Mix the five-spice powder, the 1 tablespoon sugar, the garlic powder, and the salt in a small bowl. In another bowl, mix the soy sauce, vinegar, sesame oil, red pepper flakes, and remaining 1 teaspoon sugar.
2.
Put the chicken in a shallow pan, drizzle with the vegetable oil, and toss to coat evenly. Sprinkle the spice mixture over the chicken; toss and rub to coat thoroughly.
3.
Prepare a hot charcoal fire or heat a gas grill with all burners on medium high for 10 minutes. Clean the hot grate with a wire brush and then lubricate it with an oil-soaked paper towel. Put the chicken on the grate and grill (covered on a gas grill or uncovered over a charcoal fire) until one side has dark grill marks, 5 to 6 minutes for large thighs or 4 to 5 minutes for medium and small thighs. Turn and continue to grill until well marked on the other sides and cooked through, 5 to 6 minutes longer for large thighs or 4 to 5 minutes for medium and small thighs.
4.
Move the thighs to a serving dish.
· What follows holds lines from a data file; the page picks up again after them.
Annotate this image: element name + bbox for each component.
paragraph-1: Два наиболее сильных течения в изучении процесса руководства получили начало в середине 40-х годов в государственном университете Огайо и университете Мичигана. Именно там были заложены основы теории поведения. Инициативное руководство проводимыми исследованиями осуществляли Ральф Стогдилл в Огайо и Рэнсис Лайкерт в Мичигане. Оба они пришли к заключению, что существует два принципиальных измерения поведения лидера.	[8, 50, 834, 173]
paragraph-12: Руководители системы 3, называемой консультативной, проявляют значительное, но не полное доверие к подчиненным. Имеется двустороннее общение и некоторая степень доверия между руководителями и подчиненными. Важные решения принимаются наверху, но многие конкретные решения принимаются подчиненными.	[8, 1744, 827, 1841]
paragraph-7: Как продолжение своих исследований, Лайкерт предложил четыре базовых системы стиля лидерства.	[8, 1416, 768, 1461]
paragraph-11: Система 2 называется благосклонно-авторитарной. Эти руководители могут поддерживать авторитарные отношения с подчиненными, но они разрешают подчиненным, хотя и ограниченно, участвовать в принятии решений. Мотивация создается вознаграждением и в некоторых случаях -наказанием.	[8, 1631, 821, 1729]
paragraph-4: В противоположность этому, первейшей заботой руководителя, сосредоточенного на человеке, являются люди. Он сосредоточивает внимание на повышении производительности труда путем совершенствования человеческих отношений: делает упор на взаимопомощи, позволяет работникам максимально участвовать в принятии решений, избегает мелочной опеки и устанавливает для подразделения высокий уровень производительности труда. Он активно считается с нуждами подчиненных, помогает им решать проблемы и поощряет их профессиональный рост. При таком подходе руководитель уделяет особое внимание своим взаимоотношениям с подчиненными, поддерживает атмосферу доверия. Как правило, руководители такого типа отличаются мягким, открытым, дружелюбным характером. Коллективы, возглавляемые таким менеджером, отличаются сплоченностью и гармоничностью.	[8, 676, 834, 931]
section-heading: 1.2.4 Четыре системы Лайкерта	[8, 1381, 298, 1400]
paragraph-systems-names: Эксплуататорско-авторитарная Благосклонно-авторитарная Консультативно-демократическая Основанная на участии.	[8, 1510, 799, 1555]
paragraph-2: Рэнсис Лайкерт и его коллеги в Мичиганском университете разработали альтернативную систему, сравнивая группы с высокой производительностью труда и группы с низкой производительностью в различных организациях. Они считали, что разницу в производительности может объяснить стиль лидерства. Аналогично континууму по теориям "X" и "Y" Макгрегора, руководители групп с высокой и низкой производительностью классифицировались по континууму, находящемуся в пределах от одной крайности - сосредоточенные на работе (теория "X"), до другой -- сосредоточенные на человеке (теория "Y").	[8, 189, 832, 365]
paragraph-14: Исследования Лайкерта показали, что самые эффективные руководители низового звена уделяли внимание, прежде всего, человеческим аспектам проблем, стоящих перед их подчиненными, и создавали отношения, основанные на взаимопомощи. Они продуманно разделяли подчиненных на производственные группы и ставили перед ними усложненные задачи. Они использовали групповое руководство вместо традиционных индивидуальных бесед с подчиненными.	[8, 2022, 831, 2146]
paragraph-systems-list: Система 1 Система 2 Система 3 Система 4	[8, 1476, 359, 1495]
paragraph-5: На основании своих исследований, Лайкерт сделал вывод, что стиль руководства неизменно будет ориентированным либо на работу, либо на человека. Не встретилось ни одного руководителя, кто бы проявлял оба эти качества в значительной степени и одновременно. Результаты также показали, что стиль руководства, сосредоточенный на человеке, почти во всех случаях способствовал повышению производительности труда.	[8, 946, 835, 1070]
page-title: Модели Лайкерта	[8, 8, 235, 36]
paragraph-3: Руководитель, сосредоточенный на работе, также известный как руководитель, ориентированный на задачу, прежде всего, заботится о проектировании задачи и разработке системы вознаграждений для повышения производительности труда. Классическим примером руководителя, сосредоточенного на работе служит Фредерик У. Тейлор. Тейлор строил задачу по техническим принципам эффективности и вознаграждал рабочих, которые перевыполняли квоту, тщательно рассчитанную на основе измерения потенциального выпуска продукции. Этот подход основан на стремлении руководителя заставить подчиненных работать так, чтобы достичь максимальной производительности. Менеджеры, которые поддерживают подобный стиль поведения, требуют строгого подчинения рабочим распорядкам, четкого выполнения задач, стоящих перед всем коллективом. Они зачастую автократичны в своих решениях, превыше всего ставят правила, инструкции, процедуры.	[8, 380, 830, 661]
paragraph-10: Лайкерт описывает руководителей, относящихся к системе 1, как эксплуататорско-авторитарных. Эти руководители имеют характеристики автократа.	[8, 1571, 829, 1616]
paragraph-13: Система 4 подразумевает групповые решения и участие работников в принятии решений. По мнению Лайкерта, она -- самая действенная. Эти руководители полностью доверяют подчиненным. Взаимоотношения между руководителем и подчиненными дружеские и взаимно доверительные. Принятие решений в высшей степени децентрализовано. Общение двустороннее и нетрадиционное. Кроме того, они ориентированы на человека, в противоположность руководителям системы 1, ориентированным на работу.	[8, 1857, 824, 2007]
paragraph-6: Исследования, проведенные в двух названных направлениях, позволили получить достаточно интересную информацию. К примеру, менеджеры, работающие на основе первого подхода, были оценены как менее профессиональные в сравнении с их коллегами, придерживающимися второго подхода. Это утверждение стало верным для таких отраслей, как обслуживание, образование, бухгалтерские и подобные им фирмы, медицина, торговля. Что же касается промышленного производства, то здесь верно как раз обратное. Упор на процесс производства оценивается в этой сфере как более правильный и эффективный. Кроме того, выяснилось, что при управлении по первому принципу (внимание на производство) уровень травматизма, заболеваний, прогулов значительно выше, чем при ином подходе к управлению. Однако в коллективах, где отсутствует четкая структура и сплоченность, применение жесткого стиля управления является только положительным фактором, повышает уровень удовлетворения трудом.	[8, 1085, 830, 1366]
Drizzle with about half of the soy mixture, sprinkle with the cilantro, and toss to coat. Let rest 4 to 5 minutes, tossing once or twice. Serve hot, warm, or at room temperature, with the remaining soy mixture passed at the table.
Variations:

1.
To prepare as kebabs: Trim the thighs and then slice them lengthwise into 1-1/2- to 2-inch-wide strips. Toss with the flavorings; then thread the chicken onto six 8- or 12-inch skewers (soak wood skewers in water for at least 20 minutes first), folding each strip in half as you skewer it. If some strips are very thick, cut them in half crosswise rather than folding them so that all the pieces of chicken are roughly the same size. Grill the kebabs, turning them every 4 to 5 minutes as dark grill marks form, until cooked through, 12 to 15 minutes total.